This is a great piece by @JNBPage on the questions surrounding the possibility of a lab-leak, and his attempt to get to the Tongguan mine – a location at the centre of the whole controversy.
His story reminded me of the attempt back in October last year - by me, @ProducerKathy and others - following which I always thought a twitter thread might be a good way of providing a few details that didn’t make it into the final piece.
So, better late than never, here goes.
On our first attempt to reach the mine, we drove south west from the city of Kunming, followed constantly for hours by as many as half a dozen unmarked cars.
This was our target – the mine where 3 men died of a mystery illness in 2012 and in which the closest known virus to Sars-Cov-2 was found by researchers from the Wuhan Institute of Virology a year later. It's in a remote part of Yunnan Province, accessible via unpaved roads.
…and for spotting these structures, possibly ventilation shafts? on the other side of the nearby hill.
Uncertain on the best strategy, given the constant monitoring and tailing, we arrived late. We ditched the car and tried to walk to the spot marked as a possible entrance to the mine.
It was a long hike on rough ground. When we reached the tiny village of Danaoshan, we were being watched. One man we met on the path, clearly keeping an eye on us, refused to speak.
By the time we got to the coordinates for the mine entrance, it was pitch black.. far too dark to film. We’d no choice but to retreat and try again the next day.. encouraged to have at least made it this far.
But the authorities were more than ready for us. We first tried to drive in from the North, but were stopped here:
… with a lorry - which you can see in the background here - blocking the road
To the annoyance of the plain clothes police following us, we managed to squeeze our car, Houdini-like and with just millimeters to spare, down the gap to the right of the lorry, alongside the small building.
We continued south and then tried to reach the mine workings, along the route shown here:
With the path blocked by a car, we set off again on foot, but were intercepted by some very angry men, in a 4x4, clearly communicating with someone in higher authority. Groups of other men hung around and, we were told, they would soon turn violent if we didn’t leave.
We backtracked and attempted to turn south again. This time finding our way blocked by a small van. Further along the road, a car with plain clothes police sat in wait. One man told us his job was to keep us out. We would not reach Danaoshan again.
Defeated, we tried to head to the Shitou cave, where WIV researchers found the bat virus that led to their insights into Sars1. That discovery set in train the effort to collect, sequence and experiment on coronaviruses across Yunnan, including of course at the Tongguan mine.
We had no plans to enter the cave but thought it might provide a location for a reporter standup, and we hoped to speak to locals about what they knew about the huge scientific field study that had been going on around them.
We were blocked again. First, by another lorry:
… then by men in military uniforms…
… and finally by a “broken down” car. We were held in this field for over an hour.

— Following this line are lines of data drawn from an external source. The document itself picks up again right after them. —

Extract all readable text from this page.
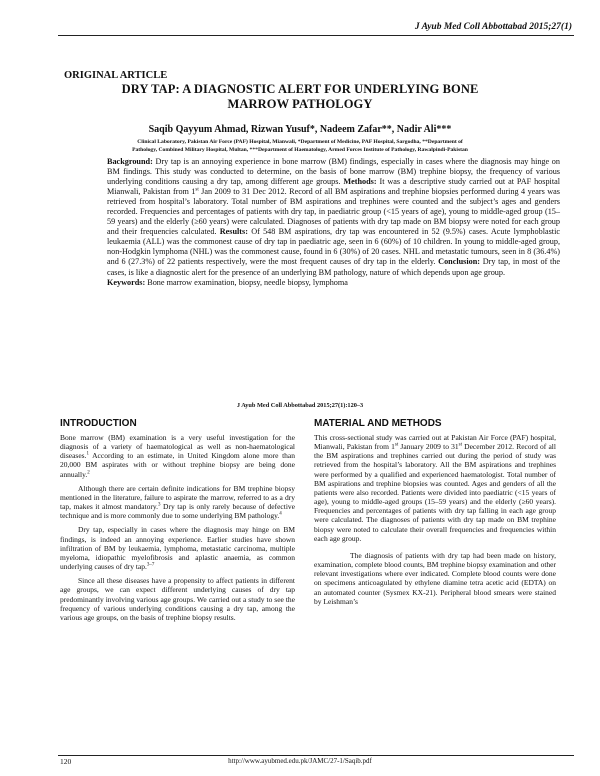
J Ayub Med Coll Abbottabad 2015;27(1)
ORIGINAL ARTICLE
DRY TAP: A DIAGNOSTIC ALERT FOR UNDERLYING BONE
MARROW PATHOLOGY
Saqib Qayyum Ahmad, Rizwan Yusuf*, Nadeem Zafar**, Nadir Ali***
Clinical Laboratory, Pakistan Air Force (PAF) Hospital, Mianwali, *Department of Medicine, PAF Hospital, Sargodha, **Department of
Pathology, Combined Military Hospital, Multan, ***Department of Haematology, Armed Forces Institute of Pathology, Rawalpindi-Pakistan
Background: Dry tap is an annoying experience in bone marrow (BM) findings, especially in cases where the diagnosis may hinge on BM findings. This study was conducted to determine, on the basis of bone marrow (BM) trephine biopsy, the frequency of various underlying conditions causing a dry tap, among different age groups. Methods: It was a descriptive study carried out at PAF hospital Mianwali, Pakistan from 1st Jan 2009 to 31 Dec 2012. Record of all BM aspirations and trephine biopsies performed during 4 years was retrieved from hospital’s laboratory. Total number of BM aspirations and trephines were counted and the subject’s ages and genders recorded. Frequencies and percentages of patients with dry tap, in paediatric group (<15 years of age), young to middle-aged group (15–59 years) and the elderly (≥60 years) were calculated. Diagnoses of patients with dry tap made on BM biopsy were noted for each group and their frequencies calculated. Results: Of 548 BM aspirations, dry tap was encountered in 52 (9.5%) cases. Acute lymphoblastic leukaemia (ALL) was the commonest cause of dry tap in paediatric age, seen in 6 (60%) of 10 children. In young to middle-aged group, non-Hodgkin lymphoma (NHL) was the commonest cause, found in 6 (30%) of 20 cases. NHL and metastatic tumours, seen in 8 (36.4%) and 6 (27.3%) of 22 patients respectively, were the most frequent causes of dry tap in the elderly. Conclusion: Dry tap, in most of the cases, is like a diagnostic alert for the presence of an underlying BM pathology, nature of which depends upon age group.
Keywords: Bone marrow examination, biopsy, needle biopsy, lymphoma
J Ayub Med Coll Abbottabad 2015;27(1):120–3
INTRODUCTION

Bone marrow (BM) examination is a very useful investigation for the diagnosis of a variety of haematological as well as non-haematological diseases.$^1$ According to an estimate, in United Kingdom alone more than 20,000 BM aspirates with or without trephine biopsy are being done annually.$^2$

Although there are certain definite indications for BM trephine biopsy mentioned in the literature, failure to aspirate the marrow, referred to as a dry tap, makes it almost mandatory.$^3$ Dry tap is only rarely because of defective technique and is more commonly due to some underlying BM pathology.$^4$

Dry tap, especially in cases where the diagnosis may hinge on BM findings, is indeed an annoying experience. Earlier studies have shown infiltration of BM by leukaemia, lymphoma, metastatic carcinoma, multiple myeloma, idiopathic myelofibrosis and aplastic anaemia, as common underlying causes of dry tap.$^{3-7}$

Since all these diseases have a propensity to affect patients in different age groups, we can expect different underlying causes of dry tap predominantly involving various age groups. We carried out a study to see the frequency of various underlying conditions causing a dry tap, among the various age groups, on the basis of trephine biopsy results.

MATERIAL AND METHODS

This cross-sectional study was carried out at Pakistan Air Force (PAF) hospital, Mianwali, Pakistan from 1st January 2009 to 31st December 2012. Record of all the BM aspirations and trephines carried out during the period of study was retrieved from the hospital’s laboratory. All the BM aspirations and trephines were performed by a qualified and experienced haematologist. Total number of BM aspirations and trephine biopsies was counted. Ages and genders of all the patients were also recorded. Patients were divided into paediatric (<15 years of age), young to middle-aged groups (15–59 years) and the elderly (≥60 years). Frequencies and percentages of patients with dry tap falling in each age group were calculated. The diagnoses of patients with dry tap made on BM trephine biopsy were noted to calculate their overall frequencies and frequencies within each age group.

The diagnosis of patients with dry tap had been made on history, examination, complete blood counts, BM trephine biopsy examination and other relevant investigations where ever indicated. Complete blood counts were done on specimens anticoagulated by ethylene diamine tetra acetic acid (EDTA) on an automated counter (Sysmex KX-21). Peripheral blood smears were stained by Leishman’s

120	http://www.ayubmed.edu.pk/JAMC/27-1/Saqib.pdf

By now you get the idea. It's impossible to overstate just how large and coordinated the effort was - state-security, plain-clothes police, uniformed police, officials, and local residents. When we tried to talk to anyone, they’d turn their backs.
Here's a map of the battle. Which we lost.
The threats and pressure I faced over my reporting in China – which eventually forced me to leave – weren't only because of my work on Xinjiang. Officials also told me that red lines were being crossed for my reporting on the virus, like this piece:
There is no proof the virus leaked from a lab. But, of course, that’s the point. Without transparency we can’t rule it out either. I’m proud to have been part of one of the first MSM news teams to ask these crucial questions.